Tempe-based Fulton Homes, one of the most recognizable builders in the Valley, filed for Chapter 11 bankruptcy protection Tuesday.
The filing was confirmed by Brian Karth, clerk of the U.S. Bankruptcy Court of Arizona. In Chapter 11 proceedings, the filer proposes a plan of reorganization to stay in business and pay creditors over time.
The company didn’t return calls for comment.
Greg Burger, co-partner with RL Brown Housing Reports, a market newsletter, called Fulton Homes a great company run by very strong leadership. “They’ll reorganize and they’ll most likely re-emerge as a major player in the Phoenix housing market,” he said. “The restructuring will allow them to do that. And unfortunately it’s just a sign of the times ... the economic condition that we’re seeing and the general housing market in Phoenix.”

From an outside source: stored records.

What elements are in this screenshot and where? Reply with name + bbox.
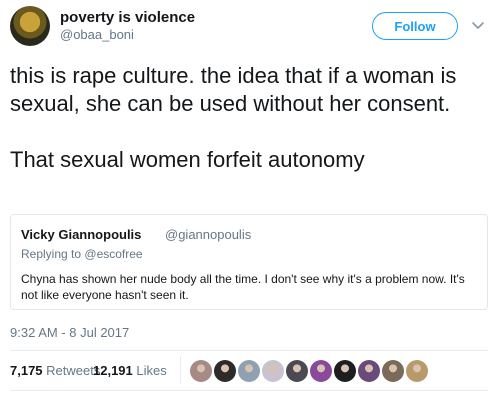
timestamp[interactable]: 9:32 AM - 8 Jul 2017 [10, 325, 129, 340]
quoted-tweet-text: Chyna has shown her nude body all the ti… [21, 272, 465, 302]
divider [10, 390, 488, 391]
liker-avatar[interactable] [286, 360, 308, 382]
retweets-count: 7,175 [10, 363, 43, 378]
likes-count: 12,191 [93, 363, 133, 378]
quoted-author-handle: @giannopoulis [165, 227, 252, 242]
quoted-author-name: Vicky Giannopoulis [21, 227, 142, 242]
replying-to-label: Replying to [21, 247, 82, 261]
tweet-text: this is rape culture. the idea that if a… [10, 63, 457, 172]
divider [10, 350, 488, 351]
liker-avatar[interactable] [214, 360, 236, 382]
liker-avatar[interactable] [358, 360, 380, 382]
author-handle[interactable]: @obaa_boni [60, 27, 134, 42]
liker-avatar[interactable] [334, 360, 356, 382]
likes-stat[interactable]: 12,191 Likes [93, 363, 167, 378]
retweets-stat[interactable]: 7,175 Retweets [10, 363, 100, 378]
tweet-stats: 7,175 Retweets 12,191 Likes [10, 352, 488, 388]
liker-avatar[interactable] [238, 360, 260, 382]
liker-avatar[interactable] [262, 360, 284, 382]
replying-to-handle[interactable]: @escofree [84, 247, 142, 261]
liker-avatar[interactable] [382, 360, 404, 382]
quoted-tweet[interactable]: Vicky Giannopoulis @giannopoulis Replyin… [10, 214, 488, 310]
likes-label: Likes [136, 363, 167, 378]
chevron-down-icon[interactable] [470, 17, 486, 33]
avatar[interactable] [10, 6, 50, 46]
follow-button[interactable]: Follow [372, 12, 458, 40]
author-name[interactable]: poverty is violence [60, 9, 195, 26]
tweet-card: poverty is violence @obaa_boni Follow th… [0, 0, 500, 400]
liker-avatar[interactable] [406, 360, 428, 382]
liker-avatar[interactable] [190, 360, 212, 382]
replying-to: Replying to @escofree [21, 247, 143, 261]
liker-avatar[interactable] [310, 360, 332, 382]
stats-divider [180, 356, 181, 384]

Fulton Homes has numerous communities across the East Valley, including Fulton Ranch in Chandler, Freeman Farms in Gilbert and Ironwood Crossing in Queen Creek.
Fulton Homes was founded by Ira Fulton. According to the company’s Web site, he started in the home building business by accident when he bought Aston Construction Co. from his nephews, intending to phase it out. The company began to grow, so Fulton stuck with it, and under his guidance, Fulton Homes grew from a small construction company to “one of the largest, most profitable private home builders in the country,” according to the site.
Business Week magazine once listed Ira Fulton and his wife, Mary Lou, among the 50 Most Generous Philanthropists along with Oprah Winfrey, Bill Gates and Warren Buffet. The couple has contributed more than $160 million to Arizona State University to be distributed between the colleges of education, engineering and other areas of the university. The university includes the Ira A. Fulton School of Engineering and the Mary Lou Fulton College of Education.
Through the years, the Fultons have played an active, if not controversial, role in helping the university shed its reputation as a “party school.”
In 2005 Ira Fulton complained after the university’s newspaper published a story on body piercing with a photo of a woman’s bare, pierced breast. The complaint prompted the administration to threaten to cut funding to the paper.